Ajoutons les 82 millions d'euros de crédits de paiement prévus par le plan de relance, mais on n'en connaît pas les déclinaisons, sauf à très grands traits.

Nous avons peu d'évaluations sur la mise en oeuvre des avantages fiscaux, alors que les enjeux sont importants pour le développement des activités.

Sur le plan de la maîtrise des risques sanitaires, le programme 206 « Sécurité et qualité sanitaires de l'alimentation » connaît une hausse de ses crédits à hauteur de 30 millions d'euros, ce qui représente, pour un budget de 600 millions, une augmentation de 5 %. Ces crédits sont notamment consacrés au fonctionnement de la direction générale de l'alimentation (DGAL) et de ses agents de terrain et de l'Agence nationale de sécurité sanitaire de l'alimentation, de l'environnement et du travail (Anses). La hausse attendue est principalement due à un alourdissement des charges d'indemnisation des exploitants frappés par des calamités sanitaires ainsi que des dépenses de personnels supplémentaires dans la perspective du Brexit. Ce programme n'enregistre donc pas de moyens opérationnels supplémentaires alors que de nouveaux sujets font l'objet d'attention, tels que le bien-être animal ou encore la question des produits phyto-sanitaires, avec la réduction de la consommation d'intrants.

Concernant l'engagement de sortie du glyphosate en 2023, nous ne disposons d'aucune évaluation nous permettant de nous assurer que les objectifs pourront être atteints. Les volumes d'utilisation de cette substance commercialisée chaque année ne sont pas mentionnés. L'Anses est chargée de l'accompagnement de cette sortie. L'appel à projets qu'elle a lancé pour apprécier la connaissance de la toxicité de cette substance est en cours, mais l'organisme retenu s'est rétracté. Se pose aussi, dans le même temps, la question de l'accompagnement des exploitations : il semblerait que la disparition de cette substance soit de nature à réduire les rendements et donc à fragiliser leur économie.

S'agissant du financement de plateformes numériques gérant les certificats sanitaires d'exportation, la suppression d'une taxe en première partie du projet de loi de finances a entraîné une ouverture de crédits à hauteur de 2 millions d'euros.

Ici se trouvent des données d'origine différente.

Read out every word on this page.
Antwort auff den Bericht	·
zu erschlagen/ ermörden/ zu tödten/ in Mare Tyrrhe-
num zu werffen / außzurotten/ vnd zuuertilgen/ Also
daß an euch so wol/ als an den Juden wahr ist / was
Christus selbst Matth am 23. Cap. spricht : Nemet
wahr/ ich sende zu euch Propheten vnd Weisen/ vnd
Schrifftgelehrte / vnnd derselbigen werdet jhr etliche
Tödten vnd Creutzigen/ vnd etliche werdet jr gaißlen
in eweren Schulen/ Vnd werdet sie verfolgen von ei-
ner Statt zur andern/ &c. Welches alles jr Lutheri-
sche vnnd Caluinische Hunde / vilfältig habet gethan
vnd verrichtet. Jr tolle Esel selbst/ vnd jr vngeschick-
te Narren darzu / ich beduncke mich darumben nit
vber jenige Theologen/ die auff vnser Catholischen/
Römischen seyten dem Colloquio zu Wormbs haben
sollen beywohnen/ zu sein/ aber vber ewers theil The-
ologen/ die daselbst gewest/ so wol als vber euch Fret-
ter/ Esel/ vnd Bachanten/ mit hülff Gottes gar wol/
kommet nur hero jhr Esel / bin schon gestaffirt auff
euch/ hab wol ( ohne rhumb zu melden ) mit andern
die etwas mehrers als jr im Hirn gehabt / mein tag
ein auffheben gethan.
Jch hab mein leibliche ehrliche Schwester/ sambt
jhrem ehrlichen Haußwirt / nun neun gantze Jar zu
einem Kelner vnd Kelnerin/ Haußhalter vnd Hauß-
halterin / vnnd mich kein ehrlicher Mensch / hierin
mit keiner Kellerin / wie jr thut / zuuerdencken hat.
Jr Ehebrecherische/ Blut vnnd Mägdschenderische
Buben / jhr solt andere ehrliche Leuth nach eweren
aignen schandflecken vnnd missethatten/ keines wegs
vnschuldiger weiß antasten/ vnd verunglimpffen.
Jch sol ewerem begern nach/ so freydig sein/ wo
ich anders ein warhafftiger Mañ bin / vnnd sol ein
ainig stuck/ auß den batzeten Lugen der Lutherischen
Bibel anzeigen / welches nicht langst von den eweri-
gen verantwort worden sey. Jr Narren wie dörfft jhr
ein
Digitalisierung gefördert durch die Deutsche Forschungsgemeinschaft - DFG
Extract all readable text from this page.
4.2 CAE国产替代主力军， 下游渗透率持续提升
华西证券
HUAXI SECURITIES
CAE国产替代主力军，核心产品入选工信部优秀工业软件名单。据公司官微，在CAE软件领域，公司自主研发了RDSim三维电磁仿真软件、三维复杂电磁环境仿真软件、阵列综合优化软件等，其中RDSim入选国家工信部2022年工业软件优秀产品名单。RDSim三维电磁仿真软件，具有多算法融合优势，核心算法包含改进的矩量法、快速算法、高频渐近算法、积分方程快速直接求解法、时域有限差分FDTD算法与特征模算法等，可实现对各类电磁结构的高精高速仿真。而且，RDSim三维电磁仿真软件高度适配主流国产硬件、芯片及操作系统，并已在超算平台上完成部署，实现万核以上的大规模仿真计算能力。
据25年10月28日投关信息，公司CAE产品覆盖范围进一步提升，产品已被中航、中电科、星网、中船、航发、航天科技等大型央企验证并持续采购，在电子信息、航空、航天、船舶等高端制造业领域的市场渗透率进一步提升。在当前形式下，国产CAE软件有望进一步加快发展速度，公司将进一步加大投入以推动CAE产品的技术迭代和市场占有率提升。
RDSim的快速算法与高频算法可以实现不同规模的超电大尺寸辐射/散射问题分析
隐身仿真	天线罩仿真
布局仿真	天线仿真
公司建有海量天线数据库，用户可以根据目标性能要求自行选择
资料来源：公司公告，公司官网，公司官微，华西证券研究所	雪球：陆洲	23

Enfin, les crédits du CAS-DAR seront réduits de 10 millions d'euros. Ce compte est financé par une taxe spécifique sur le chiffre d'affaires des exploitants agricoles, dont le rendement serait de 136 millions d'euros en 2020. Au regard de l'évolution du chiffre d'affaires, l'apport de cette taxe devrait diminuer de 10 millions d'euros, entraînant une réduction équivalente des crédits ouverts.

Le CAS-DAR est excédentaire depuis des années ; le montant cumulé de l'excédent s'élève à 80 millions d'euros. Aussi, un abondement des crédits ne met pas en péril la structure de financement d'un compte qui alimente la recherche et favorise la diffusion des innovations notamment en matière d'agriculture biologique ou d'alternatives à certains types de production. Néanmoins, cette diminution de 10 millions d'euros des crédits est un sujet de crispation pour certaines organisations professionnelles et acteurs de la recherche qui, au regard des objectifs fixés, ont l'impression que le budget n'est pas à la hauteur des enjeux.

D'une manière plus générale, sur l'ensemble de cette mission, on observe une gestion un peu au fil de l'eau. On constate que les crédits dédiés à l'installation des agriculteurs ne sont pas consommés.

Or, la politique, c'est non pas seulement constater, mais se donner les moyens, notamment humains, pour atteindre les objectifs.

Pour conclure, à partir de l'ensemble des éléments dont nous disposons, je propose donc de rejeter ce budget.